We utilized a relatively small E-branchformer-transformer encoder-decoder model with 41M parameters. However, running experiments on a 2TB corpus proved to be challenging. I encounter endless disk-quota exceed, Cuda OOM, and even server shutdown(for which I am truly sorry) during extracting HuBERT feature, training Kmeans model, and training the ASR model.
I would now think twice before conducting experiment with Wenetspeech again.
2.2 Results
asr1
and pengcheng
are the baseline ASR model that convert fbank feature into transcription. asr2
is our proposed method. We model the ASR task as a machine translation task from discrete Chinese HuBERT’s units to Chinese BPE transcription.
From Table 1 we can see that asr2
model(41M) outperform the asr1
baseline. On top of that, the training time of discrete units is significantly faster than fbank. Even though the 41M model cannot beat the 114M previous results on ESPnet, we believe that it’s due to the model size limitation.
3 Acknowledges
During the Hackathon, everyone was kind and willing to reach out. Among them, Xuankai and Kwanghee helped me the most:
I met Xuankai(personal website), an senior PhD student at CMU. He was our project leader and provided fast, detailed response to solve my difficulties on Slack.
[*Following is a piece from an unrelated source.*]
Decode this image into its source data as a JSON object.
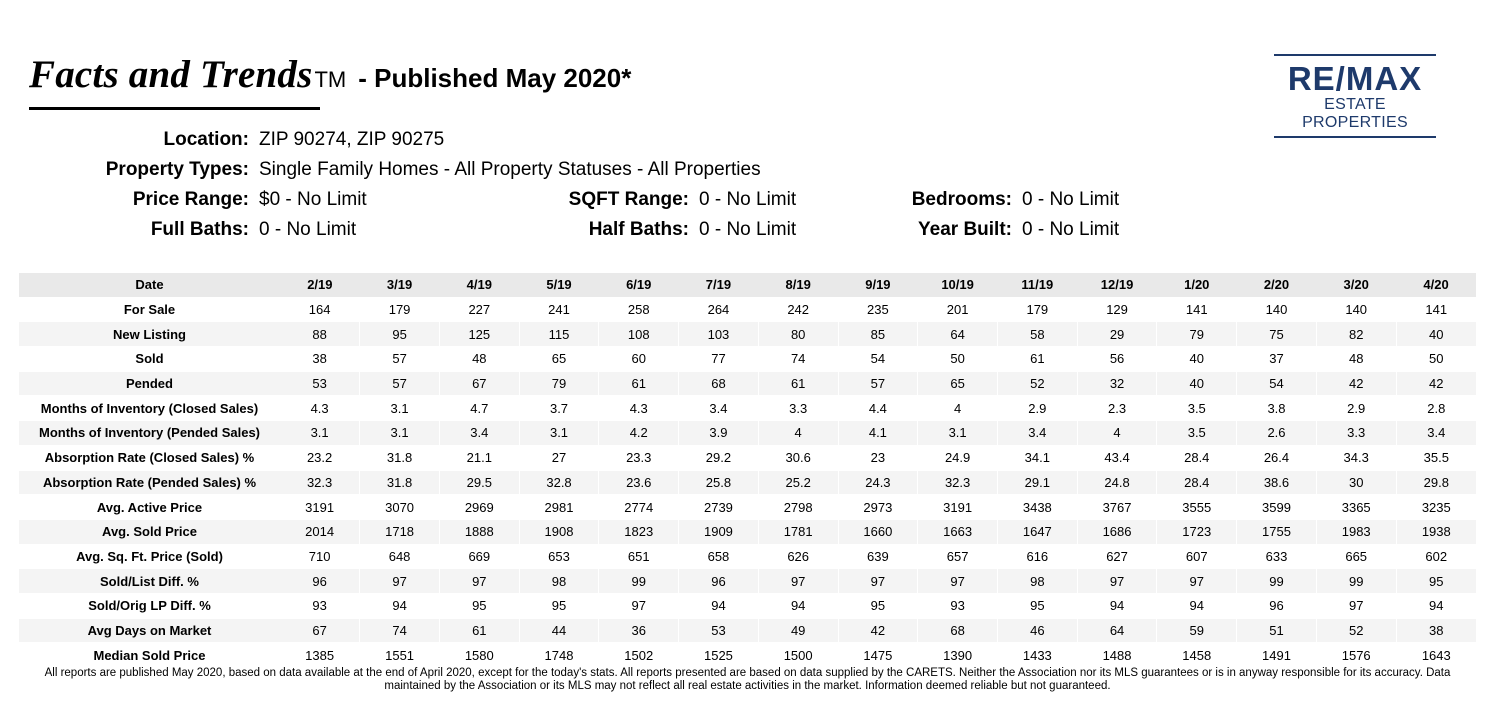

Without his help, I will not be able to complete the experiment. He also gave me some refreshing senior advices about doing research. I am sincerely graceful to his help.
I also met Kwanghee(personal website), an outstanding master student at CMU. We had several conversation. He was preparing to fly to the US to start his MS journey that summer. He worked actively throughout the hackathon, and was incredibly kind. He even shared his reasons for choosing to pursue master at CMU, which was invaluable for an undergrad like me.
3.1 Special Thanks
Working and collaborating with the CMU team was a life-changing experience to me. Being able to work with prominent researchers provided me with many insights. I would like to thank Kwanghee and Xuankai again. Your help means a lot to me. Huge Thanks!